Devez-vous être la victime de vos étoiles ?

Un article de Dane Rudhyar

Vous voulez déterminer si l’astrologie a vraiment de la valeur en tant que guide pour une vie plus riche ? Alors il importe d’aborder, d’analyser et de traiter certaines questions fondamentales.

Avons-nous vraiment une volonté « libre », un choix « libre » ? Qu’est-ce qui procure les données qui nourrissent nos jugements de valeur ? Jugements sur lesquels se fondent les décisions cruciales – les choix libres. Au-delà se pose un problème encore plus profond : lorsqu’une personne dit : « Moi, M. Untel, je prends cette décision », qu’est-ce qui, en elle, conduit à ce choix ?

Les philosophes ont dû faire face à cette question depuis Freud et la psychologie des profondeurs. Qui, ou qu’est-ce que le « je » ? Au moment de la décision, qu’est-ce qui fait le choix ? S’agit-il de la totalité du « moi » ou seulement d’une partie ? Car nous avons maintenant compris que l’homme opère à des niveaux conscients et inconscients ? Si on peut prendre des décisions « libres » – ou aujourd’hui nous pouvons dire « authentiques » -, qui les prend ? Ou quoi ?

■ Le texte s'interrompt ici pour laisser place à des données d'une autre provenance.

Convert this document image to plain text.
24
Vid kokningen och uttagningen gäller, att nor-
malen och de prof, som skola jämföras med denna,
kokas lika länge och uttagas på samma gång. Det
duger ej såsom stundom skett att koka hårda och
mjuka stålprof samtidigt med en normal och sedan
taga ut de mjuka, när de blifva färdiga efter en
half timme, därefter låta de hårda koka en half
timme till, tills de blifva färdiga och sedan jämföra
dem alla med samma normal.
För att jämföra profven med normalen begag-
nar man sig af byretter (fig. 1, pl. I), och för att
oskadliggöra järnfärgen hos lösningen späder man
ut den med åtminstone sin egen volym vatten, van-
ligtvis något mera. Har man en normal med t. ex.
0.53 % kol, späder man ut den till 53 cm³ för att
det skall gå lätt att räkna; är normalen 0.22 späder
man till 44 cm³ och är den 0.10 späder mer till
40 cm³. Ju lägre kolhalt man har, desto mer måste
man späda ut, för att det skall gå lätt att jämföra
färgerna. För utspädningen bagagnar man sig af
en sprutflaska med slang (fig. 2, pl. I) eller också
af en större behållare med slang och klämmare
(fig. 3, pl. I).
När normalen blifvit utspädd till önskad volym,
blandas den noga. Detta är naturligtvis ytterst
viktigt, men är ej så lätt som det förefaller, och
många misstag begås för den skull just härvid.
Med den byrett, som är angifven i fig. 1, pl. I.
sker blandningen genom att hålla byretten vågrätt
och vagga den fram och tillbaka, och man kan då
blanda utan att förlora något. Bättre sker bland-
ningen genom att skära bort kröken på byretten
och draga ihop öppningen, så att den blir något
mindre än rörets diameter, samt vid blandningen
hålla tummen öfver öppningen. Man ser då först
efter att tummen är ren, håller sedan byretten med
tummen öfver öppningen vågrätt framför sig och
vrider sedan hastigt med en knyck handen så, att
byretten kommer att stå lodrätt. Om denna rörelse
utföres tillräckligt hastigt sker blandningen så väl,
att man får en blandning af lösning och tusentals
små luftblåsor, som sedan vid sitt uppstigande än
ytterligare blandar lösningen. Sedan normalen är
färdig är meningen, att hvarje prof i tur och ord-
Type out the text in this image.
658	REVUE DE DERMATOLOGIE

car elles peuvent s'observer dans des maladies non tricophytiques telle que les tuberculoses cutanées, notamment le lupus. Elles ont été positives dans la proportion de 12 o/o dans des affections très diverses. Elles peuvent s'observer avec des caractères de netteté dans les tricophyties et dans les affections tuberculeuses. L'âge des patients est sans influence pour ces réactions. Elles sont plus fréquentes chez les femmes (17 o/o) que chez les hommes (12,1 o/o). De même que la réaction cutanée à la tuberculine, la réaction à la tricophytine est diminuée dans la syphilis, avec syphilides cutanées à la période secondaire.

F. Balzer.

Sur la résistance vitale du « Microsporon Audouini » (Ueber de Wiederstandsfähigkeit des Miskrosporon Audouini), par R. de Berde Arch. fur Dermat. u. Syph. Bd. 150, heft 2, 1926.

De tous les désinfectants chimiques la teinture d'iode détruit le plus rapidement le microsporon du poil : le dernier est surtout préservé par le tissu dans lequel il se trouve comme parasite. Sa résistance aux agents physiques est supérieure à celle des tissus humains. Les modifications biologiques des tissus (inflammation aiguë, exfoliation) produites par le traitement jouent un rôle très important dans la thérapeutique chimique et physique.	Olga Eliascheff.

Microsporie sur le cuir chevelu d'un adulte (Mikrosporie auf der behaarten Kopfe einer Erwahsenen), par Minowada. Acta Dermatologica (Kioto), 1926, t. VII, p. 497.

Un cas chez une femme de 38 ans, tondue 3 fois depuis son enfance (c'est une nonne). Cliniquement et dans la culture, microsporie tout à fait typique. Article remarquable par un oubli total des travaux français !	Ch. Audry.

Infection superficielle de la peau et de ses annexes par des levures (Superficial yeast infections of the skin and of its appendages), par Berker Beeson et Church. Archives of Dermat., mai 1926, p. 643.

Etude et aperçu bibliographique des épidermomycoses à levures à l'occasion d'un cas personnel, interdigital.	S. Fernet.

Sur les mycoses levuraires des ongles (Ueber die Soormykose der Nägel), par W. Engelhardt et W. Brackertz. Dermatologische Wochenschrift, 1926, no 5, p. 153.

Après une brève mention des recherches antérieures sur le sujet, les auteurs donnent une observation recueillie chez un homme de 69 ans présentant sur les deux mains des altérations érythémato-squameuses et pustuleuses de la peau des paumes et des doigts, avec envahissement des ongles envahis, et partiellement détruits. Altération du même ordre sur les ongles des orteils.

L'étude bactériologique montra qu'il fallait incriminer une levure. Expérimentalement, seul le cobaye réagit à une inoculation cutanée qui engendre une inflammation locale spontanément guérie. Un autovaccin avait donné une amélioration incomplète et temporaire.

Une astrologie fondée sur l’idée que les planètes, le Soleil et la Lune nous poussent ou nous « obligent » à agir d’une certaine manière, en fonction de notre thème de naissance, semble nier le libre arbitre. Mais l’homme a-t-il le pouvoir de surmonter les pressions et les influences des étoiles ?

Le grand occultiste du XVIe siècle, Paracelse, a dit : 

« Tout ce que les étoiles peuvent faire, nous pouvons le faire nous-mêmes, car la sagesse que nous tenons de Dieu domine les cieux et règne sur les étoiles… L’âme de l’homme est composée des mêmes éléments que les étoiles. Mais de même que la sagesse du Suprême guide les mouvements des étoiles, de même la raison de l’homme dirige les influences qui tournent et circulent dans son âme. »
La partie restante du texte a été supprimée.